The process of predicting which category (or class) an example belongs to, based on existing data for which category membership is known. A category is defined as the possible values for a label. (Similarly, regression is the process for predicting numerical results.) That is, with classification you construct a model that, when trained, uses the learned rules to predict the category of new data.

Each example in the data set falls into the category of either churning or not churning. The prediction of which category each example falls into, for those examples missing the label data, is derived from the rules learned during training.

Data set

The training set is the data used to discover predictive relationships and train models. The test set is the data used to test the accuracy and meaningfulness of a model's representation of the predictive relationship (typically discovered using the training set). The new data set is the data with missing labels; the rules derived from the training set are applied to predict outcome for the new data set.

In this tutorial, you train and test your model using the customer-churn-data data set. Originally an Excel file, customer-churn-data became an available data set when you imported into RapidMiner.

Example

Characterized by its attributes, an example has concrete values that can be compared with other examples. Examples are the table rows of a data set.

The example set customer-churn-data includes 993 examples (also known as rows). They are identified by a row number that RapidMiner prepends.

Example Set

The table created from the attributes (columns) and examples (rows). Also known as data or data set.

The example set used here is customer-churn-data, which originated from the file customer-churn-data.xslx.

Label

The identifying attribute in relation to the current question. The goal is to know or learn this attribute's (the label's) value, or learn rules for deriving it from the regular attributes, for each row in the example set. Sometimes referred to as the target attribute or variable, it is the thing to predict for new examples that are not yet characterized. There can be only one label per data set.

Churn is the attribute of interest in this tutorial’s data set. Setting the role of the Churn attribute to label allows you to predict, for each example, whether the customer will cancel.

Model

The data mining method or prediction instruction. A model explains the discovered rules and/or predicts unknown situations for current and future examples.

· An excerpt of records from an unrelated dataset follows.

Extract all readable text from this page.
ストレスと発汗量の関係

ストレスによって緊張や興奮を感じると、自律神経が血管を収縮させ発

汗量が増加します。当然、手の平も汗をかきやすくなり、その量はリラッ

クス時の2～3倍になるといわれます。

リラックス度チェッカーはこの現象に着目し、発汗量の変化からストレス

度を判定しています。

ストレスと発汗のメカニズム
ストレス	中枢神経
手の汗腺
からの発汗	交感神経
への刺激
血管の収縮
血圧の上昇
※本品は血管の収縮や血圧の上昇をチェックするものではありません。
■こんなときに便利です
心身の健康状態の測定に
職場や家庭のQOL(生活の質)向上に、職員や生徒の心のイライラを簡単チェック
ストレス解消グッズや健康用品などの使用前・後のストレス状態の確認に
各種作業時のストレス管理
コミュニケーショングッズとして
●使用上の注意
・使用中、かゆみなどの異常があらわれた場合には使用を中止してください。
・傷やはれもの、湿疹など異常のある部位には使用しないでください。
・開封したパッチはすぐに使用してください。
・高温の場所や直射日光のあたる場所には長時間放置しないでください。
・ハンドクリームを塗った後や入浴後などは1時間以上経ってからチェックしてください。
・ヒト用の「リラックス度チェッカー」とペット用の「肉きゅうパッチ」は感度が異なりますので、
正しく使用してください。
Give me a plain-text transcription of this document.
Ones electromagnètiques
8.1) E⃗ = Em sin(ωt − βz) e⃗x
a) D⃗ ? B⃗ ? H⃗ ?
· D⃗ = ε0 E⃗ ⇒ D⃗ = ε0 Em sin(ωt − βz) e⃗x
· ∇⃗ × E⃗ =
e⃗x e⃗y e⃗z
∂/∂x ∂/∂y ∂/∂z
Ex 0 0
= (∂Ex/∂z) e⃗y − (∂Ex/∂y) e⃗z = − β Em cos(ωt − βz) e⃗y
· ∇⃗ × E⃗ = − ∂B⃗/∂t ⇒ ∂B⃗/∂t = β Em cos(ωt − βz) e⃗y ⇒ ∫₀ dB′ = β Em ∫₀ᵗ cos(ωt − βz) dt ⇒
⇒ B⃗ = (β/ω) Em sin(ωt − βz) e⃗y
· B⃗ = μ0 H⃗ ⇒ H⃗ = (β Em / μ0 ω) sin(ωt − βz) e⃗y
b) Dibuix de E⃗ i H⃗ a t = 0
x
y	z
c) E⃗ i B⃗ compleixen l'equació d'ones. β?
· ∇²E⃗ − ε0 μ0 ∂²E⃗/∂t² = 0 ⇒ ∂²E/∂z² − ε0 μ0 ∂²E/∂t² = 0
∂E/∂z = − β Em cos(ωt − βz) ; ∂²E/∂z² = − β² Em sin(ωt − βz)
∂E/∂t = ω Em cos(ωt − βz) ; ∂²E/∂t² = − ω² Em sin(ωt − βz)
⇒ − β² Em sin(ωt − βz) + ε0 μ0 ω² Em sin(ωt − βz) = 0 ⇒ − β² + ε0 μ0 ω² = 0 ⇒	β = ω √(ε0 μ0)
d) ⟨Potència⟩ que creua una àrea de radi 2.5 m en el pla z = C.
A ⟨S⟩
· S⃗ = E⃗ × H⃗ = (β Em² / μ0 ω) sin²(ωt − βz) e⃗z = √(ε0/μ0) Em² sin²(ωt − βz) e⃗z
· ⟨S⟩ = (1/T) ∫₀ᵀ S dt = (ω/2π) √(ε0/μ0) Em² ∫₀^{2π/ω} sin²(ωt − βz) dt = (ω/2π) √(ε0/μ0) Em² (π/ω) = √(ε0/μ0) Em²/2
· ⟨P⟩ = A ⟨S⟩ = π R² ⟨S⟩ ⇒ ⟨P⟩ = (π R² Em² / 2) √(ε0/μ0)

In this tutorial you created a model that predicts whether a customer will cancel. Your evaluation (validation) of the model returns accuracy percentages.

Operator

The building blocks, grouped by function, used to create RapidMiner processes. An operator has input and output ports; the action performed on the input ultimately leads to what is supplied to the output. Operator parameters control those actions. There are more than 1500 operators available in RapidMiner. Operators, in the Operators panel of the Design view, are both browsable and searchable.

In this tutorial you connect the Retrieve operator (which “retrieves” the data set) to the Filter Examples operator. The resulting labeled data set is connected to the Decision Tree operator to determine the set of rules RapidMiner will use to generate its predictions.

Panel

Each view has its own set of panels, or tools, related to the view. They can be moved, sized, and hidden to suit. You can access additional panels from the View > Show Panel pull-down menu:

See the graphic with callouts to identify panels. The following lists the default panels for each view:

  • Design: Operators, Repository, Process, Parameters, Help
  • Results: Repository, Result History
  • Hadoop Data (if the extension is installed): Hadoop Data, Hadoop Metadata, Hadoop Data Log

Parameter

The setting(s) whose value(s) determine the characteristics or behavior of an operator. RapidMiner presents parameters in the Parameters panel of the Design view. There are regular parameters and expert parameters. The expert parameters are indicated by italic names and are displayed or hidden by clicking the Show/Hide advanced parameters link at the bottom of the panel.

As part of the Wisdom of Crowds capabilities, RapidMiner Studio provides parameter recommendations based on the knowledge and best practices of other RapidMiner users. The recommender helps configure operators by providing recommendations on which parameters to change and by suggesting appropriate parameter values.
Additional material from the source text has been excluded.